Ex-Meta scientists debut gigantic AI protein design model
๐ Abstract
The article discusses how AI tools are being used to design entirely new proteins that could transform medicine. It focuses on the work of EvolutionaryScale, a company that has developed a powerful protein language model called ESM3, which can be used to create new proteins to specifications provided by users.
๐ Q&A
[01] AI Tools Designing New Proteins
1. What is the key capability of the AI tool ESM3 developed by EvolutionaryScale?
- ESM3 is a protein language model that was trained on over 2.7 billion protein sequences and structures, as well as information about their functions.
- It can be used to create new proteins to specifications provided by users, similar to how chatbots like ChatGPT generate text.
2. What are some examples of how ESM3 has been used so far?
- The team used ESM3 to create new fluorescent proteins that are similar to but different from the well-known green fluorescent protein (GFP).
- Other teams have used earlier versions of the ESM model to design improved antibodies and re-engineer anti-CRISPR proteins.
3. What are the potential applications of AI-designed proteins?
- The article mentions potential applications in drug development, sustainability (e.g. designing plastic-eating enzymes), and the development of antibodies and other protein-based drugs.

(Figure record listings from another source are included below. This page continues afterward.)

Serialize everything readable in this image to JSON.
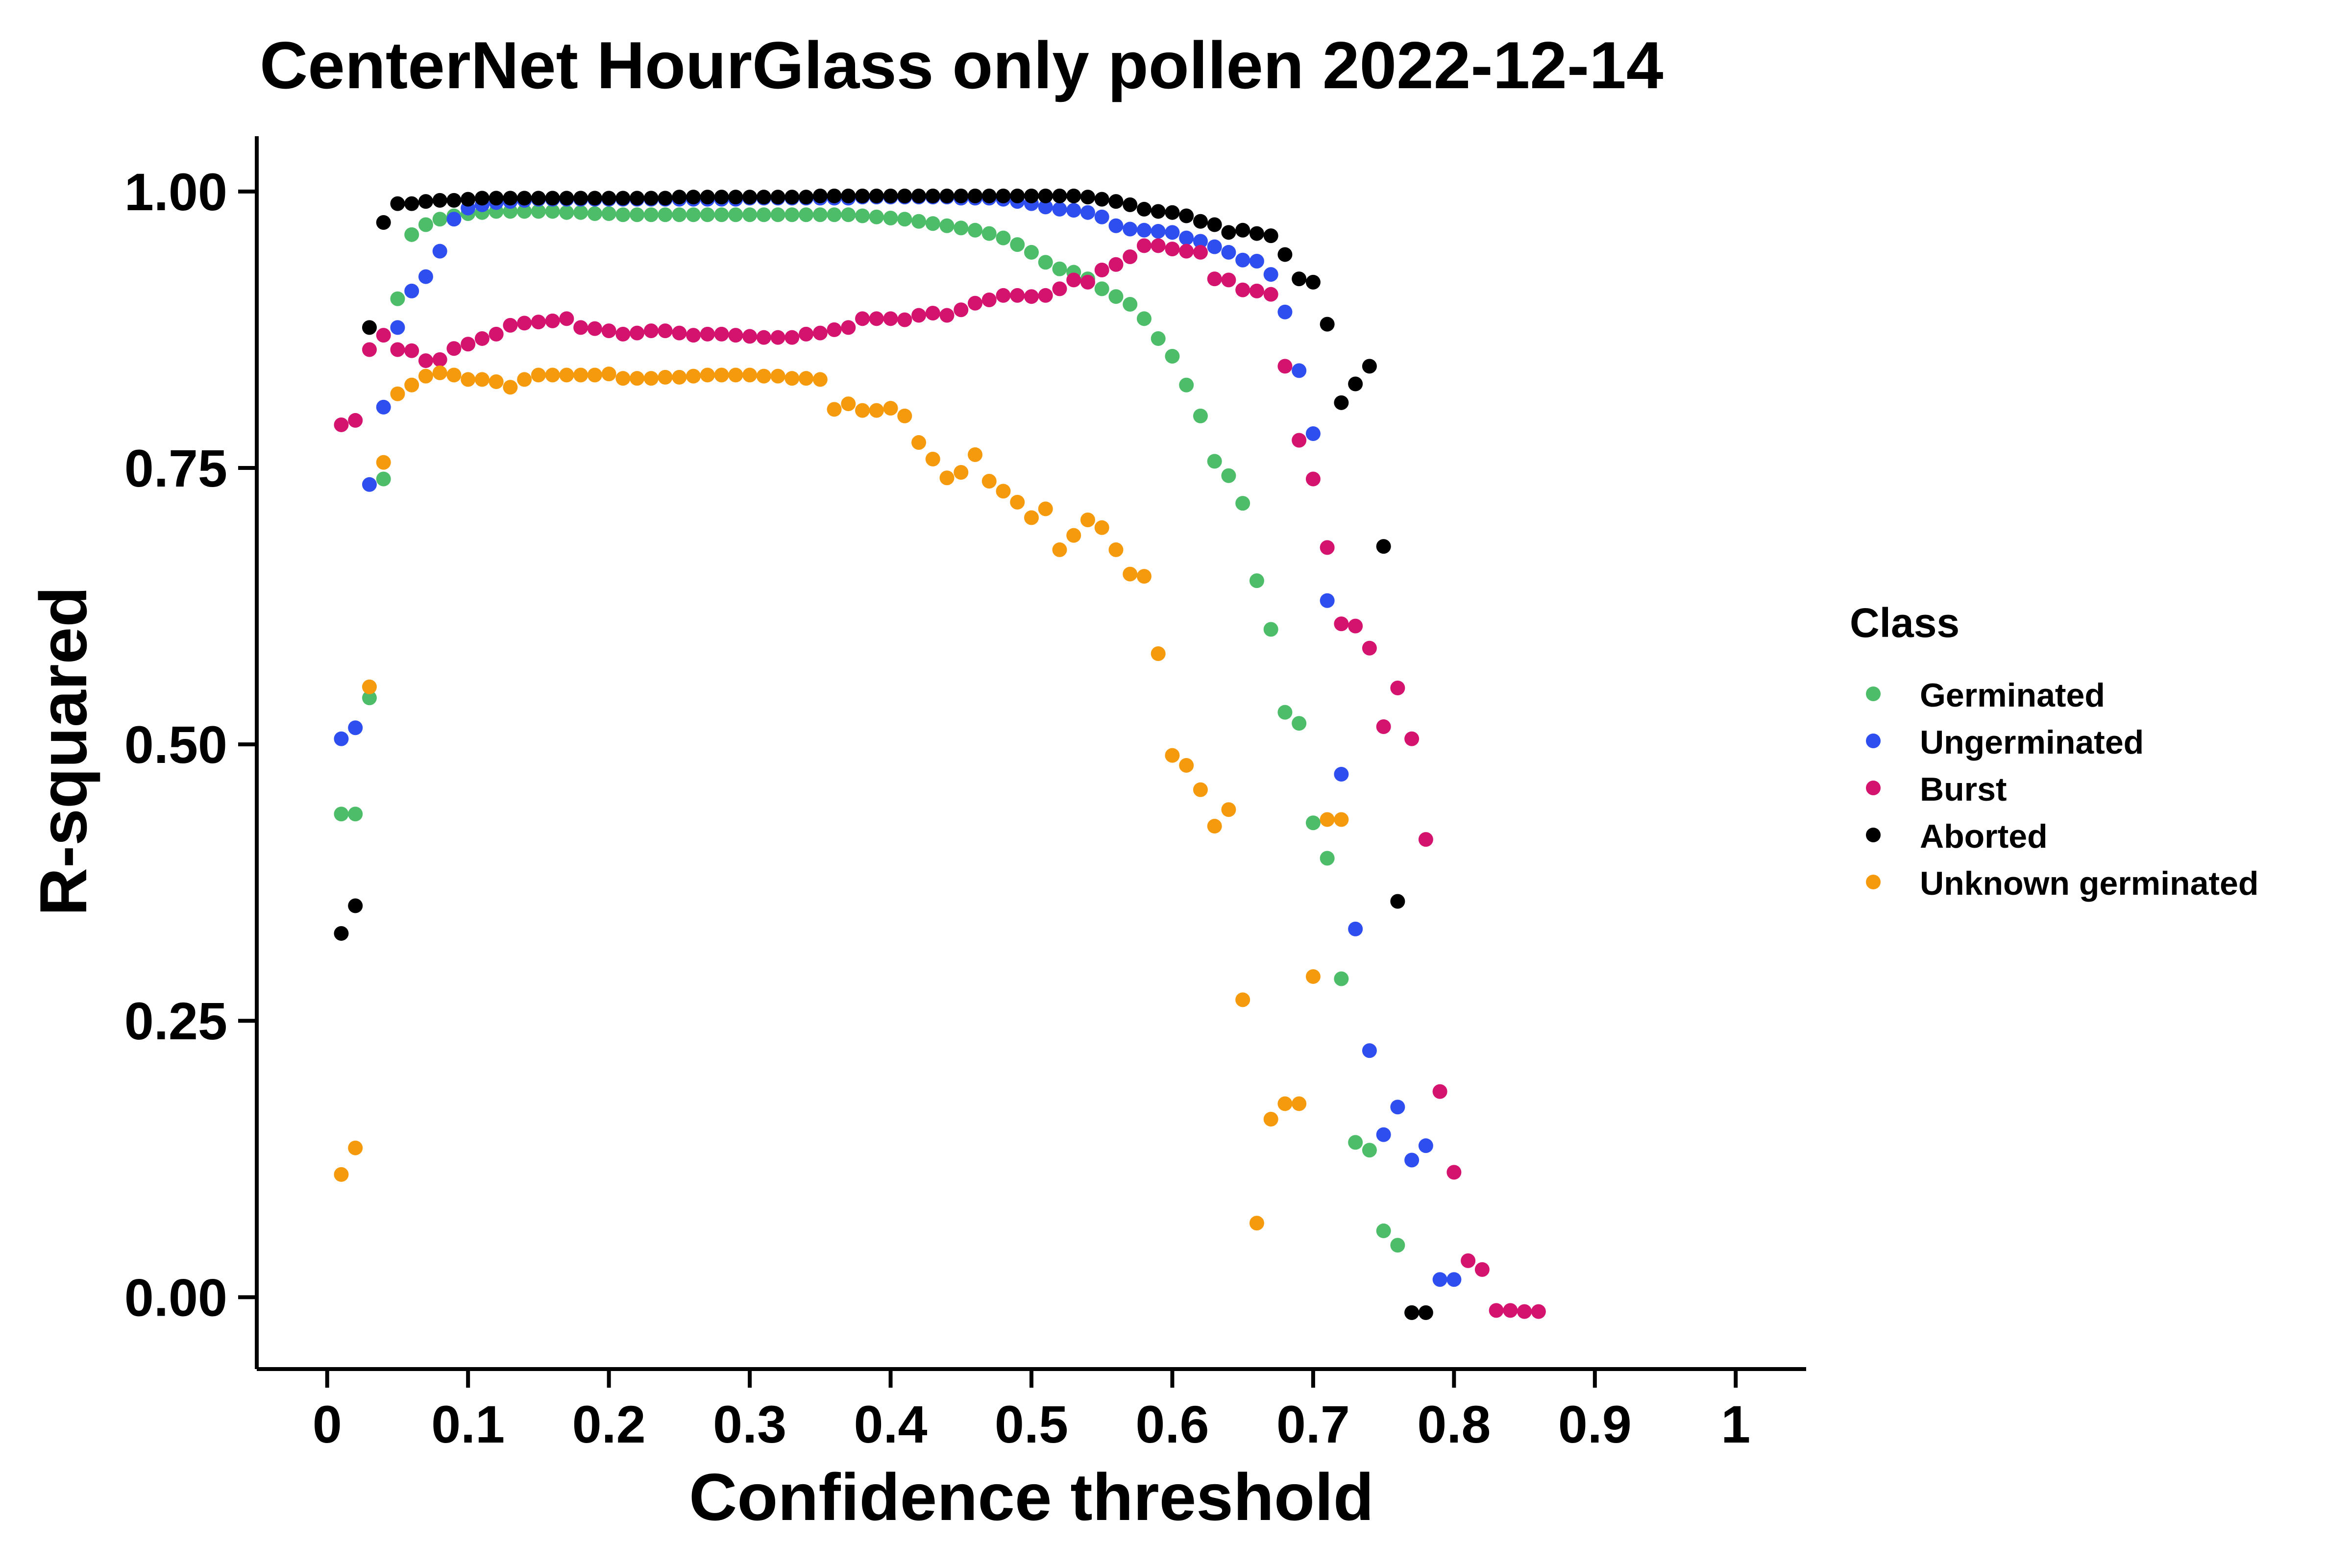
{
  "chart_data": {
    "type": "scatter",
    "title": "CenterNet HourGlass only pollen 2022-12-14",
    "xlabel": "Confidence threshold",
    "ylabel": "R-squared",
    "xlim": [
      -0.05,
      1.05
    ],
    "ylim": [
      -0.065,
      1.05
    ],
    "xticks": [
      0,
      0.1,
      0.2,
      0.3,
      0.4,
      0.5,
      0.6,
      0.7,
      0.8,
      0.9,
      1
    ],
    "xtick_labels": [
      "0",
      "0.1",
      "0.2",
      "0.3",
      "0.4",
      "0.5",
      "0.6",
      "0.7",
      "0.8",
      "0.9",
      "1"
    ],
    "yticks": [
      0,
      0.25,
      0.5,
      0.75,
      1
    ],
    "ytick_labels": [
      "0.00",
      "0.25",
      "0.50",
      "0.75",
      "1.00"
    ],
    "grid": false,
    "legend": {
      "title": "Class",
      "position": "right"
    },
    "series": [
      {
        "name": "Germinated",
        "color": "#4dbd6a",
        "x": [
          0.01,
          0.02,
          0.03,
          0.04,
          0.05,
          0.06,
          0.07,
          0.08,
          0.09,
          0.1,
          0.11,
          0.12,
          0.13,
          0.14,
          0.15,
          0.16,
          0.17,
          0.18,
          0.19,
          0.2,
          0.21,
          0.22,
          0.23,
          0.24,
          0.25,
          0.26,
          0.27,
          0.28,
          0.29,
          0.3,
          0.31,
          0.32,
          0.33,
          0.34,
          0.35,
          0.36,
          0.37,
          0.38,
          0.39,
          0.4,
          0.41,
          0.42,
          0.43,
          0.44,
          0.45,
          0.46,
          0.47,
          0.48,
          0.49,
          0.5,
          0.51,
          0.52,
          0.53,
          0.54,
          0.55,
          0.56,
          0.57,
          0.58,
          0.59,
          0.6,
          0.61,
          0.62,
          0.63,
          0.64,
          0.65,
          0.66,
          0.67,
          0.68,
          0.69,
          0.7,
          0.71,
          0.72,
          0.73,
          0.74,
          0.75,
          0.76,
          0.77
        ],
        "y": [
          0.437,
          0.437,
          0.542,
          0.74,
          0.903,
          0.961,
          0.97,
          0.975,
          0.978,
          0.98,
          0.981,
          0.982,
          0.982,
          0.982,
          0.982,
          0.982,
          0.981,
          0.981,
          0.98,
          0.98,
          0.979,
          0.979,
          0.979,
          0.979,
          0.979,
          0.979,
          0.979,
          0.979,
          0.979,
          0.979,
          0.979,
          0.979,
          0.979,
          0.979,
          0.979,
          0.979,
          0.979,
          0.978,
          0.977,
          0.976,
          0.975,
          0.973,
          0.971,
          0.969,
          0.967,
          0.965,
          0.962,
          0.958,
          0.952,
          0.945,
          0.936,
          0.93,
          0.927,
          0.921,
          0.912,
          0.905,
          0.898,
          0.885,
          0.867,
          0.851,
          0.825,
          0.797,
          0.756,
          0.743,
          0.718,
          0.648,
          0.604,
          0.529,
          0.519,
          0.429,
          0.397,
          0.288,
          0.14,
          0.133,
          0.06,
          0.047,
          -0.014
        ]
      },
      {
        "name": "Ungerminated",
        "color": "#2f4ef0",
        "x": [
          0.01,
          0.02,
          0.03,
          0.04,
          0.05,
          0.06,
          0.07,
          0.08,
          0.09,
          0.1,
          0.11,
          0.12,
          0.13,
          0.14,
          0.15,
          0.16,
          0.17,
          0.18,
          0.19,
          0.2,
          0.21,
          0.22,
          0.23,
          0.24,
          0.25,
          0.26,
          0.27,
          0.28,
          0.29,
          0.3,
          0.31,
          0.32,
          0.33,
          0.34,
          0.35,
          0.36,
          0.37,
          0.38,
          0.39,
          0.4,
          0.41,
          0.42,
          0.43,
          0.44,
          0.45,
          0.46,
          0.47,
          0.48,
          0.49,
          0.5,
          0.51,
          0.52,
          0.53,
          0.54,
          0.55,
          0.56,
          0.57,
          0.58,
          0.59,
          0.6,
          0.61,
          0.62,
          0.63,
          0.64,
          0.65,
          0.66,
          0.67,
          0.68,
          0.69,
          0.7,
          0.71,
          0.72,
          0.73,
          0.74,
          0.75,
          0.76,
          0.77,
          0.78,
          0.79,
          0.8
        ],
        "y": [
          0.505,
          0.515,
          0.735,
          0.805,
          0.877,
          0.91,
          0.923,
          0.946,
          0.975,
          0.985,
          0.988,
          0.99,
          0.991,
          0.992,
          0.993,
          0.993,
          0.993,
          0.993,
          0.993,
          0.993,
          0.993,
          0.993,
          0.993,
          0.993,
          0.993,
          0.993,
          0.993,
          0.993,
          0.993,
          0.994,
          0.994,
          0.994,
          0.994,
          0.994,
          0.994,
          0.994,
          0.994,
          0.995,
          0.995,
          0.995,
          0.995,
          0.995,
          0.995,
          0.995,
          0.994,
          0.994,
          0.994,
          0.993,
          0.991,
          0.989,
          0.986,
          0.984,
          0.983,
          0.981,
          0.977,
          0.969,
          0.966,
          0.965,
          0.964,
          0.963,
          0.958,
          0.955,
          0.95,
          0.945,
          0.938,
          0.937,
          0.925,
          0.891,
          0.838,
          0.781,
          0.63,
          0.473,
          0.333,
          0.223,
          0.147,
          0.172,
          0.124,
          0.137,
          0.016,
          0.016
        ]
      },
      {
        "name": "Burst",
        "color": "#d4136f",
        "x": [
          0.01,
          0.02,
          0.03,
          0.04,
          0.05,
          0.06,
          0.07,
          0.08,
          0.09,
          0.1,
          0.11,
          0.12,
          0.13,
          0.14,
          0.15,
          0.16,
          0.17,
          0.18,
          0.19,
          0.2,
          0.21,
          0.22,
          0.23,
          0.24,
          0.25,
          0.26,
          0.27,
          0.28,
          0.29,
          0.3,
          0.31,
          0.32,
          0.33,
          0.34,
          0.35,
          0.36,
          0.37,
          0.38,
          0.39,
          0.4,
          0.41,
          0.42,
          0.43,
          0.44,
          0.45,
          0.46,
          0.47,
          0.48,
          0.49,
          0.5,
          0.51,
          0.52,
          0.53,
          0.54,
          0.55,
          0.56,
          0.57,
          0.58,
          0.59,
          0.6,
          0.61,
          0.62,
          0.63,
          0.64,
          0.65,
          0.66,
          0.67,
          0.68,
          0.69,
          0.7,
          0.71,
          0.72,
          0.73,
          0.74,
          0.75,
          0.76,
          0.77,
          0.78,
          0.79,
          0.8,
          0.81,
          0.82,
          0.83,
          0.84,
          0.85,
          0.86
        ],
        "y": [
          0.789,
          0.793,
          0.857,
          0.87,
          0.857,
          0.856,
          0.847,
          0.848,
          0.858,
          0.862,
          0.867,
          0.871,
          0.879,
          0.881,
          0.882,
          0.883,
          0.885,
          0.877,
          0.876,
          0.874,
          0.871,
          0.872,
          0.874,
          0.874,
          0.872,
          0.87,
          0.871,
          0.871,
          0.87,
          0.869,
          0.868,
          0.868,
          0.868,
          0.871,
          0.872,
          0.875,
          0.877,
          0.885,
          0.885,
          0.885,
          0.884,
          0.888,
          0.89,
          0.888,
          0.893,
          0.899,
          0.902,
          0.906,
          0.906,
          0.905,
          0.906,
          0.912,
          0.92,
          0.918,
          0.929,
          0.934,
          0.941,
          0.951,
          0.951,
          0.948,
          0.946,
          0.945,
          0.921,
          0.92,
          0.911,
          0.91,
          0.907,
          0.842,
          0.775,
          0.74,
          0.678,
          0.609,
          0.607,
          0.587,
          0.516,
          0.551,
          0.505,
          0.414,
          0.186,
          0.113,
          0.033,
          0.025,
          -0.012,
          -0.012,
          -0.013,
          -0.013
        ]
      },
      {
        "name": "Aborted",
        "color": "#000000",
        "x": [
          0.01,
          0.02,
          0.03,
          0.04,
          0.05,
          0.06,
          0.07,
          0.08,
          0.09,
          0.1,
          0.11,
          0.12,
          0.13,
          0.14,
          0.15,
          0.16,
          0.17,
          0.18,
          0.19,
          0.2,
          0.21,
          0.22,
          0.23,
          0.24,
          0.25,
          0.26,
          0.27,
          0.28,
          0.29,
          0.3,
          0.31,
          0.32,
          0.33,
          0.34,
          0.35,
          0.36,
          0.37,
          0.38,
          0.39,
          0.4,
          0.41,
          0.42,
          0.43,
          0.44,
          0.45,
          0.46,
          0.47,
          0.48,
          0.49,
          0.5,
          0.51,
          0.52,
          0.53,
          0.54,
          0.55,
          0.56,
          0.57,
          0.58,
          0.59,
          0.6,
          0.61,
          0.62,
          0.63,
          0.64,
          0.65,
          0.66,
          0.67,
          0.68,
          0.69,
          0.7,
          0.71,
          0.72,
          0.73,
          0.74,
          0.75,
          0.76,
          0.77,
          0.78
        ],
        "y": [
          0.329,
          0.354,
          0.877,
          0.972,
          0.989,
          0.989,
          0.991,
          0.992,
          0.992,
          0.993,
          0.994,
          0.994,
          0.994,
          0.994,
          0.994,
          0.994,
          0.994,
          0.994,
          0.994,
          0.994,
          0.994,
          0.994,
          0.994,
          0.994,
          0.995,
          0.995,
          0.995,
          0.995,
          0.995,
          0.995,
          0.995,
          0.995,
          0.995,
          0.995,
          0.996,
          0.996,
          0.996,
          0.996,
          0.996,
          0.996,
          0.996,
          0.996,
          0.996,
          0.996,
          0.996,
          0.996,
          0.996,
          0.996,
          0.996,
          0.996,
          0.996,
          0.996,
          0.996,
          0.995,
          0.993,
          0.991,
          0.988,
          0.984,
          0.982,
          0.981,
          0.978,
          0.973,
          0.97,
          0.963,
          0.965,
          0.962,
          0.96,
          0.943,
          0.921,
          0.918,
          0.88,
          0.809,
          0.826,
          0.842,
          0.679,
          0.358,
          -0.014,
          -0.014
        ]
      },
      {
        "name": "Unknown germinated",
        "color": "#f59a0d",
        "x": [
          0.01,
          0.02,
          0.03,
          0.04,
          0.05,
          0.06,
          0.07,
          0.08,
          0.09,
          0.1,
          0.11,
          0.12,
          0.13,
          0.14,
          0.15,
          0.16,
          0.17,
          0.18,
          0.19,
          0.2,
          0.21,
          0.22,
          0.23,
          0.24,
          0.25,
          0.26,
          0.27,
          0.28,
          0.29,
          0.3,
          0.31,
          0.32,
          0.33,
          0.34,
          0.35,
          0.36,
          0.37,
          0.38,
          0.39,
          0.4,
          0.41,
          0.42,
          0.43,
          0.44,
          0.45,
          0.46,
          0.47,
          0.48,
          0.49,
          0.5,
          0.51,
          0.52,
          0.53,
          0.54,
          0.55,
          0.56,
          0.57,
          0.58,
          0.59,
          0.6,
          0.61,
          0.62,
          0.63,
          0.64,
          0.65,
          0.66,
          0.67,
          0.68,
          0.69,
          0.7,
          0.71,
          0.72
        ],
        "y": [
          0.111,
          0.135,
          0.552,
          0.755,
          0.817,
          0.825,
          0.833,
          0.836,
          0.834,
          0.83,
          0.83,
          0.828,
          0.823,
          0.83,
          0.834,
          0.834,
          0.834,
          0.834,
          0.834,
          0.835,
          0.831,
          0.831,
          0.831,
          0.832,
          0.832,
          0.833,
          0.834,
          0.834,
          0.834,
          0.834,
          0.833,
          0.833,
          0.831,
          0.831,
          0.83,
          0.803,
          0.808,
          0.802,
          0.802,
          0.804,
          0.797,
          0.773,
          0.758,
          0.741,
          0.746,
          0.762,
          0.738,
          0.729,
          0.719,
          0.705,
          0.713,
          0.676,
          0.689,
          0.703,
          0.696,
          0.676,
          0.654,
          0.652,
          0.582,
          0.49,
          0.481,
          0.459,
          0.426,
          0.441,
          0.269,
          0.067,
          0.161,
          0.175,
          0.175,
          0.29,
          0.432,
          0.432
        ]
      }
    ]
  }
}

[02] Concerns and Considerations
1. What concerns were raised about the way the article describes the AI-designed proteins?
- Computational biologist Anthony Gitter expressed concern that describing the AI-designed proteins as equivalent to "over 500 million years of evolution" is an unhelpful and potentially misleading comparison that could "hurt the field and be dangerous for the public."
2. What safety measures have been taken with the largest version of the ESM3 model?
- The largest version of ESM3, comprising nearly 100 billion parameters, is not publicly available.
- For the smaller open-source version, certain sequences from viruses and a U.S. government list of concerning pathogens and toxins were excluded from the training data.
- EvolutionaryScale has also been in touch with the U.S. Office of Science and Technology Policy regarding the large model, as required by a 2023 presidential executive order.
3. What are the limitations in replicating the largest ESM3 model?
- Structural biologist Martin Pacesa noted that the largest ESM3 model would require immense computing resources to develop independently, and that no academic lab would be able to replicate it.